Bahnchefin Evelyn Palla kündigte vergangene Woche an, dass das Konzept auf den Prüfstand komme. Sie habe entschieden, dass deshalb «die Art und Weise, wie wir mit der Korridorsanierung umgehen, wie wir planen, wie wir umsetzen, wie wir in Betrieb nehmen» noch mal umfassend auf den Prüfstand gestellt werde, sagte sie bei einem gemeinsamen Auftritt mit dem Minister.
Sanierungsprogramm dauert bis Mitte der 2030er Jahre
Als das Sanierungskonzept vor einigen Jahren vom damaligen Bundesverkehrsminister Volker Wissing und Ex-Bahnchef Richard Lutz vorgestellt wurde, galt es weithin als alternativlos. Dem maroden Schienennetz sei nur noch beizukommen, wenn rund 40 besonders wichtige Strecken nicht mehr im laufenden Betrieb saniert würden. Vollsperren, dafür das Bauvolumen hochschrauben und die Strecken komplett auf Vordermann bringen - das war die Wunschvorstellung. Bis Anfang der 2030er sollten alle Generalsanierungen erledigt sein, inzwischen ist von der Mitte der 2030er Jahre die Rede.
Doch schon bei der ersten Generalsanierung zwischen Frankfurt und Mannheim (Riedbahn) wurde deutlich, dass die Hindernisse größer sind als gedacht und dass auch die Effekte nicht so riesig sind wie erwünscht. Die Bauzeit konnte eingehalten werden, dafür wurde am Volumen geschraubt, das eigentlich vorgesehene digitale Leit- und Sicherheitssystem ETCS erst später aufgeschaltet. Die Zahl der Störungen auf der Strecke fiel deutlich, aber lange nicht um die von Bahnmanagern in den Raum gestellten 80 Prozent.
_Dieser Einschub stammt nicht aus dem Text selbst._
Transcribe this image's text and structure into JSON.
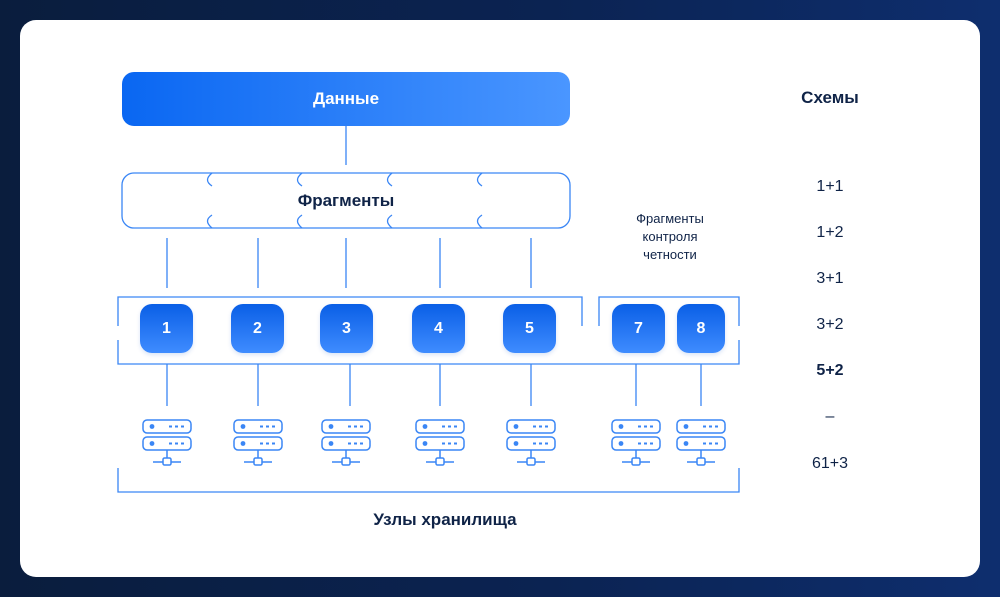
{
  "data_label": "Данные",
  "fragments_label": "Фрагменты",
  "parity_label": [
    "Фрагменты",
    "контроля",
    "четности"
  ],
  "schemes_title": "Схемы",
  "schemes": [
    "1+1",
    "1+2",
    "3+1",
    "3+2",
    "5+2",
    "–",
    "61+3"
  ],
  "data_nodes": [
    "1",
    "2",
    "3",
    "4",
    "5"
  ],
  "parity_nodes": [
    "7",
    "8"
  ],
  "storage_label": "Узлы хранилища",
  "colors": {
    "background": "#0b2352",
    "accent": "#0a67f2",
    "line": "#3a86f5",
    "text": "#0f2347"
  }
}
14 Monate Bauzeit zwischen Berlin und Hannover
In der Planung weiterer Sanierungen wurde zudem deutlich, dass eine Bauzeit von etwa einem halben Jahr nicht auf allen Verbindungen reichen wird. Auf der Strecke Hamburg-Berlin wurde letztlich mehr als zehn Monate gearbeitet, die anstehende Sanierung auf der Strecke von Berlin Richtung Hannover wird 14 Monate dauern, allerdings nicht mit dauerhafter Vollsperrung. Und wenig überraschend wurden die Sanierungen teils auch deutlich teurer als geplant.
Wann kann die marode Brücke in NRW saniert werden?
Besonders laut fällt die Kritik der privaten Güterbahnen, der Konkurrenten der Deutschen Bahn im Logistikbereich, aus. Sie müssen bei den Vollsperrungen oft lange Umwege in Kauf nehmen und fühlen sich auch über die Generalsanierungen hinaus nicht fair vom bundeseigenen Konzern und der zugehörigen Infrastrukturgesellschaft DB InfraGo behandelt.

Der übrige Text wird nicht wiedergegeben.